Biography

Award-winning novelist, short story writer, and poet. Originally from Kansas City, Donna now lives in New Jersey, writing full-time.

Donna is the author of The Silver Baron’s Wife (PEN/New England Discovery Award, Bronze Winner in Foreword Reviews 2017 Book of the Year, and Finalist in Paterson Prize for Fiction), Sympathetic People (Iowa Fiction Award Finalist and 2015 Next Generation Indie Book Awards Finalist in Short Fiction), Sometimes You Sense the Difference (poetry chapbook), and Letting Rain Have Its Say (poetry). She was a Founding Editor of Bellevue Literary Review and founded and publishes Tiferet Journal.

She has received a Bread Loaf Scholarship, Johns Hopkins University Writing Seminars Fellowship, grants from the New Jersey Council on the Arts and Poetry Society of Virginia, a Scholarship from the Summer Literary Seminars, and more.

Donna’s stories and poems have appeared in Virginia Quarterly Review, Confrontation, Prairie Schooner, New York Quarterly, Washingtonian, New Ohio Review, Ascent, Puerto del Sol, Gargoyle, and many other journals as well as in the anthologies I’ve Always Meant to Tell You (Pocket Books), To Fathers: What I’ve Never Said (featured in O Magazine), Men and Women: Together and Alone from Spirit That Moves Us Press.
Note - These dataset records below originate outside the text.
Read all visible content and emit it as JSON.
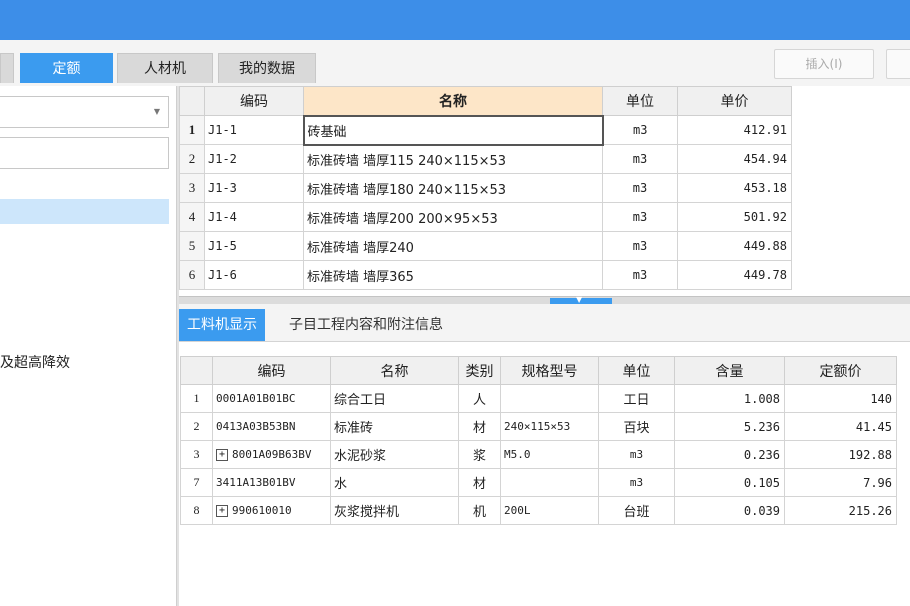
{
  "tabs": [
    {
      "label": "定额",
      "active": true
    },
    {
      "label": "人材机",
      "active": false
    },
    {
      "label": "我的数据",
      "active": false
    }
  ],
  "toolbar": {
    "insert_label": "插入(I)"
  },
  "left_panel": {
    "truncated_text": "及超高降效"
  },
  "quota_table": {
    "headers": [
      "",
      "编码",
      "名称",
      "单位",
      "单价"
    ],
    "rows": [
      {
        "n": "1",
        "code": "J1-1",
        "name": "砖基础",
        "unit": "m3",
        "price": "412.91"
      },
      {
        "n": "2",
        "code": "J1-2",
        "name": "标准砖墙 墙厚115 240×115×53",
        "unit": "m3",
        "price": "454.94"
      },
      {
        "n": "3",
        "code": "J1-3",
        "name": "标准砖墙 墙厚180 240×115×53",
        "unit": "m3",
        "price": "453.18"
      },
      {
        "n": "4",
        "code": "J1-4",
        "name": "标准砖墙 墙厚200 200×95×53",
        "unit": "m3",
        "price": "501.92"
      },
      {
        "n": "5",
        "code": "J1-5",
        "name": "标准砖墙 墙厚240",
        "unit": "m3",
        "price": "449.88"
      },
      {
        "n": "6",
        "code": "J1-6",
        "name": "标准砖墙 墙厚365",
        "unit": "m3",
        "price": "449.78"
      }
    ]
  },
  "bottom_tabs": [
    {
      "label": "工料机显示",
      "active": true
    },
    {
      "label": "子目工程内容和附注信息",
      "active": false
    }
  ],
  "material_table": {
    "headers": [
      "",
      "编码",
      "名称",
      "类别",
      "规格型号",
      "单位",
      "含量",
      "定额价"
    ],
    "rows": [
      {
        "n": "1",
        "code": "0001A01B01BC",
        "name": "综合工日",
        "cat": "人",
        "spec": "",
        "unit": "工日",
        "qty": "1.008",
        "price": "140"
      },
      {
        "n": "2",
        "code": "0413A03B53BN",
        "name": "标准砖",
        "cat": "材",
        "spec": "240×115×53",
        "unit": "百块",
        "qty": "5.236",
        "price": "41.45"
      },
      {
        "n": "3",
        "code": "8001A09B63BV",
        "name": "水泥砂浆",
        "cat": "浆",
        "spec": "M5.0",
        "unit": "m3",
        "qty": "0.236",
        "price": "192.88"
      },
      {
        "n": "7",
        "code": "3411A13B01BV",
        "name": "水",
        "cat": "材",
        "spec": "",
        "unit": "m3",
        "qty": "0.105",
        "price": "7.96"
      },
      {
        "n": "8",
        "code": "990610010",
        "name": "灰浆搅拌机",
        "cat": "机",
        "spec": "200L",
        "unit": "台班",
        "qty": "0.039",
        "price": "215.26"
      }
    ]
  },
  "colors": {
    "accent": "#3b9bef",
    "titlebar": "#3d8ee8",
    "name_header": "#fde6c8",
    "selection": "#cde6fb"
  }
}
Her story “A Landing Called Compromise was Runner-up in the 2018 Saturday Evening Post Fiction Contest.

The Fellowship she received from the New Jersey State Council on the Arts led to a highlight in her writing career: seeing the story she had submitted with her Fellowship application performed by Tony-award winning actress Maryann Plunkett at the Playwrights Theatre in Madison, NJ.

For many years, Donna also worked as a freelance direct mail copywriter, working primarily for environmental groups and membership organizations like World Wildlife Fund, The Nature Conservancy, Smithsonian, and more. During those years, she published two nonfiction books on copywriting with McGraw-Hill and Thomson Publishing Group.

At age 40, she took a sabbatical to get her MFA in Fiction from the Writing Seminars at Johns Hopkins, where she studied with John Barth, Steve Dixon, and Peter Sacks. Her thesis became a collection of stories that was a Finalist in the Iowa Fiction Awards judged by Marilynne Robinson.